Kraut takes issue with those two descriptions in particular, and accused the judge of accepting an erroneous definition of “Ponzi” given by Goldberg and the SEC, and failing to accept Utsick’s explanation of personal expenses in lieu of executive pay.
“Jack is considering filing a motion for reconsideration because of what we feel are numerous errors in the judge’s findings and conclusions,” Kraut said. “ Ordinarily, when people file such a motion it’s an uphill fight. But there’s so much about the findings and conclusions that we think are erroneous, and the standard is also clearly erroneous.
“We think there are good grounds for filing a motion for reconsideration and we’re also considering the possibility of an appeal for the same reason.”
Kraut acknowledged that investors whose notes were coming due may have been paid from accounts that contained money intended to pay concert and tour expenses that would not be incurred for some months, but maintains that does not fit the definition of “Ponzi.”
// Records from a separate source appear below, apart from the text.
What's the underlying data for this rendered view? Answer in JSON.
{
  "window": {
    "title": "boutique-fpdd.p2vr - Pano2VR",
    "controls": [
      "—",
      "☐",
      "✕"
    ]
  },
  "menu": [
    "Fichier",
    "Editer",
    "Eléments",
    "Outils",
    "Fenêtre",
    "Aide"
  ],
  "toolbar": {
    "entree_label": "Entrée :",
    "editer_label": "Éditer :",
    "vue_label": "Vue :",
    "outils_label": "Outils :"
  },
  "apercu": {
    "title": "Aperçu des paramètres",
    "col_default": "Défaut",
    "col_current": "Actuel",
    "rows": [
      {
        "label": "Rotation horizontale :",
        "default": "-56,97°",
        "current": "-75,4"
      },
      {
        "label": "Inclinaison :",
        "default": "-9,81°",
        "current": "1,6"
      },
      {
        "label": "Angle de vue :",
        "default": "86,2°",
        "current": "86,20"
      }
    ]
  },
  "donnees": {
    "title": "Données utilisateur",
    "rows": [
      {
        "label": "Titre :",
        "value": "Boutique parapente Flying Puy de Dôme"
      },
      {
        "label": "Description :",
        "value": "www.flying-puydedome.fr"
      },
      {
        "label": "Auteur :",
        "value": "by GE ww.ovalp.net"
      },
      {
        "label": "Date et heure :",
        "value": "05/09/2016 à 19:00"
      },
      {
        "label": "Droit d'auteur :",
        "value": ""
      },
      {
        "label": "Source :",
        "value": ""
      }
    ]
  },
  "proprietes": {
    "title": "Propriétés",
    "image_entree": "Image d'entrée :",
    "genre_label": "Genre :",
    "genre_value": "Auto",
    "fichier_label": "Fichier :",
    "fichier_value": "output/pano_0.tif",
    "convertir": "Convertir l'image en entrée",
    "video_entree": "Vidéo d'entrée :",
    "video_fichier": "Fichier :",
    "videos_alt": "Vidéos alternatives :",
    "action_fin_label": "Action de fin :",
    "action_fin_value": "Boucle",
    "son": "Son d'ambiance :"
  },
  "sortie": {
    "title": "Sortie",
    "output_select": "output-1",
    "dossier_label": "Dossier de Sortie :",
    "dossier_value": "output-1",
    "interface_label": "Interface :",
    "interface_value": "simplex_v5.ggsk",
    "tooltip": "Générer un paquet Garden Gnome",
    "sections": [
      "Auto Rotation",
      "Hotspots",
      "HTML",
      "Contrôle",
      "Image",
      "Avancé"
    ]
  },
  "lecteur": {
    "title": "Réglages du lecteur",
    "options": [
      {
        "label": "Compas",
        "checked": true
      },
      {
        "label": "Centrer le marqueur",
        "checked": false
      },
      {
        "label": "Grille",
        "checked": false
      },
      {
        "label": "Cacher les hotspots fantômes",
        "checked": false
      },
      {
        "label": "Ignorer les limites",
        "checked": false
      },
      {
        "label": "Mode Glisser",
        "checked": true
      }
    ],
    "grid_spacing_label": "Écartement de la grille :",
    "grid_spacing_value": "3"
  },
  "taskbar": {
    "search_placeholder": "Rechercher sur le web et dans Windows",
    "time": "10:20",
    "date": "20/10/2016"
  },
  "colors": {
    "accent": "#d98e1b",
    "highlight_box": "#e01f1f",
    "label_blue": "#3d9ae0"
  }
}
“From the very beginning of this case, the judge thought this was a Ponzi scheme. The SEC made an allegation in their complaint and used the term ‘Ponzi-like.’ Some of the investors were, sometimes, repaid in part from new investors’ funds.
“‘Ponzi’ is a word that gets thrown around much too freely, much too liberally. People misuse it all the time. I think Goldberg was much too liberal in the use of the word ‘Ponzi.’ This isn’t Ponzi. The judge didn’t understand that, and I don’t think Goldberg understands that,” Kraut said.
And Kraut said that many of Utsick’s investors were aware he was paying personal expenses from those funds.
“To call it a ‘personal piggy bank’ when the guy is working 20-hour days, seven days a week, devoting all his life and energy into building this business to at one time the second-biggest in the world – that didn’t just happen by itself,” Kraut said.
“Specific disclosures weren’t made in the offering materials that Jack would in effect be paying himself by having personal expenses paid for,” Kraut said. “But according to Jack, he spoke to investors personally and many investors knew that Jack was charging expenses to the company in lieu of a paid salary. I don’t know how any investor would have expected that the guy who was running the company wasn’t going to be compensated.”
The attorney reiterated his belief that Utsick’s compensation for heading TEGFI and WE, which he estimated at no more than $300,000 in any year, should be considered comparable to salaries received by Live Nation executives for similar work, and noted that Live Nation (and Clear Channel Entertainment before the spinoff) had lost money.
Kraut also took exception to the characterization of the salary paid to Jennifer Homan, Utsick’s then-girlfriend, who was a romantic partner but not a partner in the business. They intend to contest the repayment of half her salary, saying she performed legitimate executive work for the companies and deserved her full salary. The couple has since separated, and Homan is now living in Indiana and engaged to be married, according her MySpace page.
Kraut would not disclose Utsick’s location in Brazil, but did offer that he is getting by on his pension and Social Security payments.